Beyond the immediate and obvious issue of acute hunger, food insecurity carries lasting harm. Poor nutrition leads to low birth weights, increased risk of illness and infection, and is causally linked to chronic health conditions such as heart disease, diabetes and stroke. Furthermore, it contributes to rising healthcare costs for all. According to recent figures food insecurity cost the United States over $160 billion in 2014 alone. Hunger also accounts for decreased performance at work and school, which continues the cycle of reduced incomes and reliance on insufficient resources for food.
This house of cards almost collapsed when a Federal government shut down was threatened in October 2015. The USDA ordered no new SNAP benefits be issued until a resolution was reached. As we know, the government did not shut down, but the threat alone caused us to ask: What if SNAP disappeared? How would the Bartletts keep their children nourished? How would your elderly neighbor afford the food they need? How would the nearly half-million Connecticut residents relying on safety-net programs find enough to eat?
There are things you can do to help. First, contact your legislators in Congress. Impress upon them that SNAP and other food programs are top priorities.

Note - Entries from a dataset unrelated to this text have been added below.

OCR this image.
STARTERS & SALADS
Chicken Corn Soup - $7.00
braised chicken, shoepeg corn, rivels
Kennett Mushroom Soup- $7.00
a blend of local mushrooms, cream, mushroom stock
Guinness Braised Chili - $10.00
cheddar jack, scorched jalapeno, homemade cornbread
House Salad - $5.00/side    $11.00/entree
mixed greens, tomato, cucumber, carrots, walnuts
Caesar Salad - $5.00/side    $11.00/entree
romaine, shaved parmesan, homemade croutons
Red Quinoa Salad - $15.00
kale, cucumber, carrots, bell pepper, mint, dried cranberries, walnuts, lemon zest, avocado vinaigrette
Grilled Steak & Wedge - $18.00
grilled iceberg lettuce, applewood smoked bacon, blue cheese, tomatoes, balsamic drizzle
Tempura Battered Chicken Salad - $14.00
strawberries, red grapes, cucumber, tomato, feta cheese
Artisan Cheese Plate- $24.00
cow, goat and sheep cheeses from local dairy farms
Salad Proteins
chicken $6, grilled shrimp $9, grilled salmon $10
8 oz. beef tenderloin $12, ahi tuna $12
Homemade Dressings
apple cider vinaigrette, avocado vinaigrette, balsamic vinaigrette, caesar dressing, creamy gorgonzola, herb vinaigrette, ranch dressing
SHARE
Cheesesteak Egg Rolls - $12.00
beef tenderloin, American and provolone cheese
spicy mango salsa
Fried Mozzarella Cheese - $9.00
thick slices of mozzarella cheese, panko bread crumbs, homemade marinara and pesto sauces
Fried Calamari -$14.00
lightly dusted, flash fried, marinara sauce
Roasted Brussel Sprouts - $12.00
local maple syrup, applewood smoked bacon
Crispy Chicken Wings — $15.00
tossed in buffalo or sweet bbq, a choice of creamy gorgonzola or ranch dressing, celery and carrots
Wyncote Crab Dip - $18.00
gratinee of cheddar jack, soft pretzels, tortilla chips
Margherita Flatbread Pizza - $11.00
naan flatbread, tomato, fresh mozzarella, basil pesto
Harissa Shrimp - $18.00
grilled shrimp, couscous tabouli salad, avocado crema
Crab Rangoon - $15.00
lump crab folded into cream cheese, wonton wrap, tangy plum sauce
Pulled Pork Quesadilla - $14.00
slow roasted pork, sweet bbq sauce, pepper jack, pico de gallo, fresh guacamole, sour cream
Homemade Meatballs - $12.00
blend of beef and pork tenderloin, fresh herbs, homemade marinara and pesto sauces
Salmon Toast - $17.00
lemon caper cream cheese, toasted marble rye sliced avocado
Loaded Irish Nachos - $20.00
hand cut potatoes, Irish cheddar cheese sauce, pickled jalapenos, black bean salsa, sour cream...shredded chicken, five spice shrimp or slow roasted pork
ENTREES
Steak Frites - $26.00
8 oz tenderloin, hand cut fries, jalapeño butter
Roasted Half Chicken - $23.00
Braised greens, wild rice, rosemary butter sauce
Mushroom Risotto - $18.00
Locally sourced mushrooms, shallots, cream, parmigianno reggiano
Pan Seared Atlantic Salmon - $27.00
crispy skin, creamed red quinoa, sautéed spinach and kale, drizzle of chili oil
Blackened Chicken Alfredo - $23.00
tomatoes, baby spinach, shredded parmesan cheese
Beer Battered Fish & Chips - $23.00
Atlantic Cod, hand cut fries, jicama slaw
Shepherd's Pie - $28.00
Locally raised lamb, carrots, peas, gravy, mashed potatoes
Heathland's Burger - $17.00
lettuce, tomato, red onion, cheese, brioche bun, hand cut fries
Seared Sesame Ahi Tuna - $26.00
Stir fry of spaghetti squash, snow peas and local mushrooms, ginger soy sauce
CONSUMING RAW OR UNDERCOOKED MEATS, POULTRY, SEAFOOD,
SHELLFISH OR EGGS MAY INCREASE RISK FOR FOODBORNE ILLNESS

Second, call on the Department of Social Services to adequately prepare SNAP recipients for crises like this. Advance notice of a looming government shutdown would allow recipients to budget their SNAP and connect with food pantries ahead of time.
Third, support local emergency food resources year round, not just at the holidays, and think creatively within your community to expand the emergency network.
Finally, encourage friends to educate themselves about food programs, and direct them to resources like Connecticut Legal Services if they have trouble getting benefits.
Looking back to the Bartletts, had the shutdown occurred, their already bleak holiday season, and every day thereafter would have been exponentially worse as they struggle to make sure their children did not go to bed hungry.
This holiday season would have been an afterthought amidst the daily scramble to provide nourishment for the family, and the holes in our safety-net would have been painfully clear.
As we enter this holiday season we should all be aware that hunger is affecting our communities every day and ask ourselves “How can I help?”
James Haslam and Matthew Dillon are staff attorneys for Connecticut Legal Services.